The book starts in a winter forest. The girl has fled. She has men hunting her, wolves nipping at her heels, and it seems as though starvation is only a few days away. From here, we follow her journey over the next year through this dense and unforgiving forest.

Her journey through this forest is described with unrelenting detail. Anything you can think of was on full-display. From the killing and eating of a fish, to the diarrhea that followed, and the vulgarity of man, Groff did not hold back.

“Before she allowed herself to sleep, she pissed, and it hurt so much and the urine was so brown that she knew she must find water.”

The Vaster Wilds, pg. 105

It was somber and chilling. It boiled everything down to the bare necessities of survival. It forced the reader to examine the role of God in a world so cruel.

For example, there was scene where the girl slept in the woods on a rock. A man who had been hunting her came behind her, after she left, and then licked the stone she slept on.

Doesn’t that make your spine twist in revulsion?

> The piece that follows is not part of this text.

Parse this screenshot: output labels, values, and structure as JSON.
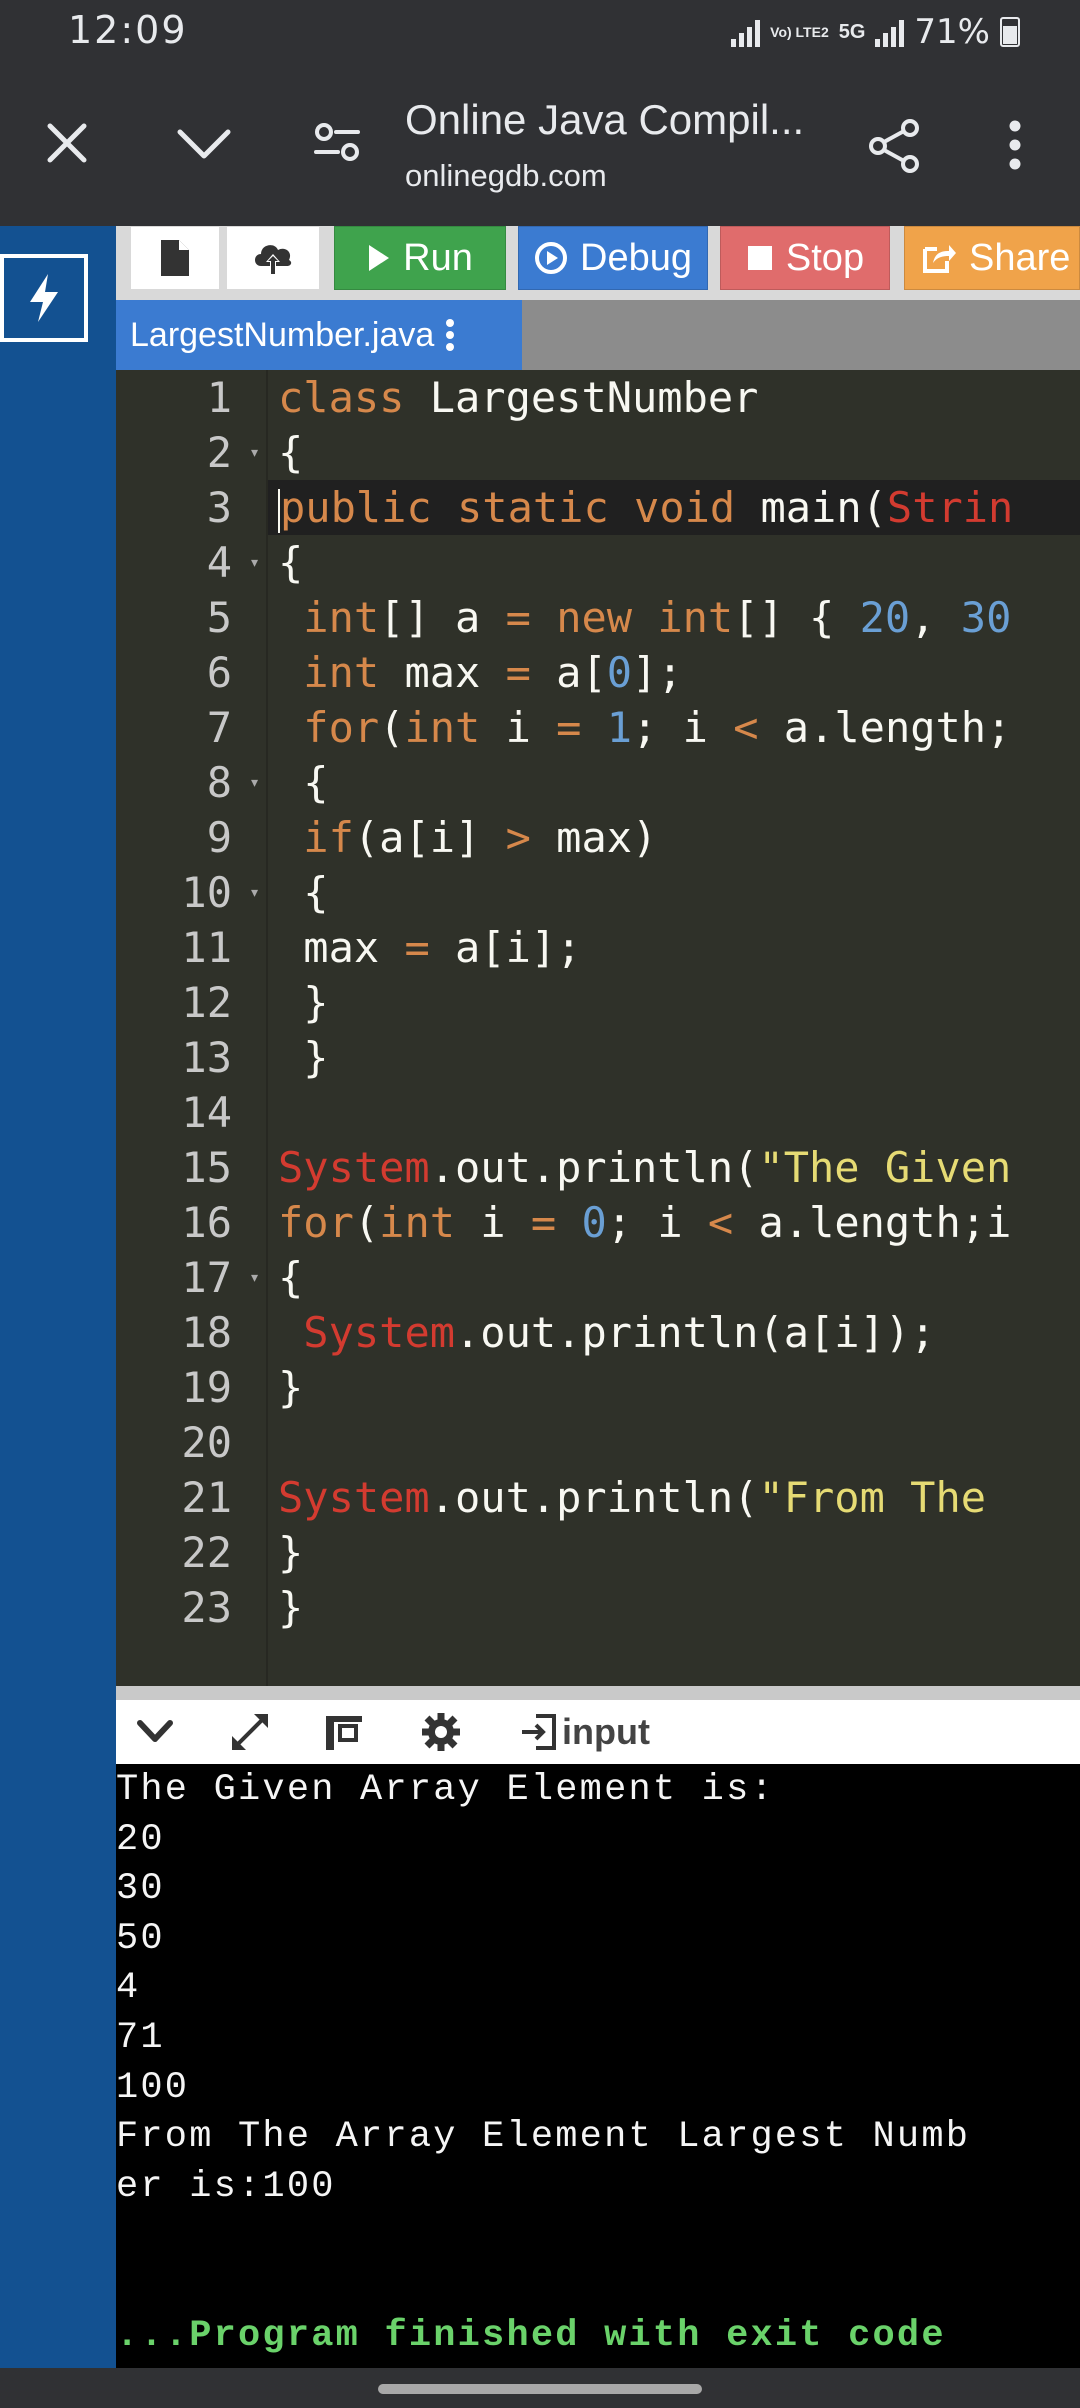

This book does not have a significant amount of plot in it. In fact, most of this story is about the girl and her character development as it comments on the unforgiving nature of Earth, the dominating will of men, and the harsh reality of womanhood.

Through the lens of the girls past, we learn about the things that were commonplace in the New World. The mistress of the family she serves warns the girl against her own sons, who were in town visiting from university. When it goes poorly, the mistress simply tells the girl that it will pass and that she has simply suffered the “daily lot of women.” Sex was something that was taken from women. It was rare for it to be consensual and pleasurable.

Famine and illness plague the colonies, driving family against family, person against person. It makes you wonder what a person would do when they were truly starving. How much crueler can people get? How much do power and position corrupt?

Throughout the entire book, there was religious commentary. What will God forgive? How far does His forgiveness extend? Will He forgive the greed, rape, and violence of men? How much of the girl’s own sins are forgivable?

The writing style took me a couple of chapters to get used to. I was expecting something more modern, but the book reads like a classic. A lot of the sentences were long with few commas to add mental space, but the flow was brilliant. The prose was wonderful. A large portion of the book felt like a long poem with the way the syllables ebbed and flowed across the page. The poetic prose enhanced the commentary the book was making on gender dynamics, religion, and forgiveness.

However, the book was slow-paced. The scenes in the wilds grew repetitive over time. While the events transpiring differed slightly each time, the internal struggle the girl was having was the same. In-depth interactions with other characters, such as the neighboring Powhatan tribes, could have broken the monotony of these scenes. Although, it would have been challenging to do without compromising the haunting and lonely nature of the girl.

The Vaster Wilds offers a unique insight into the darker soul of America and what the New World truly cost. In a time when men were focused on dominating, what place did a woman have?

This book will haunt me. It was expansive and beautiful, dark and illuminating at once.

4/5.

“And Eden would overtake the world and the mistake of man would be forgot.”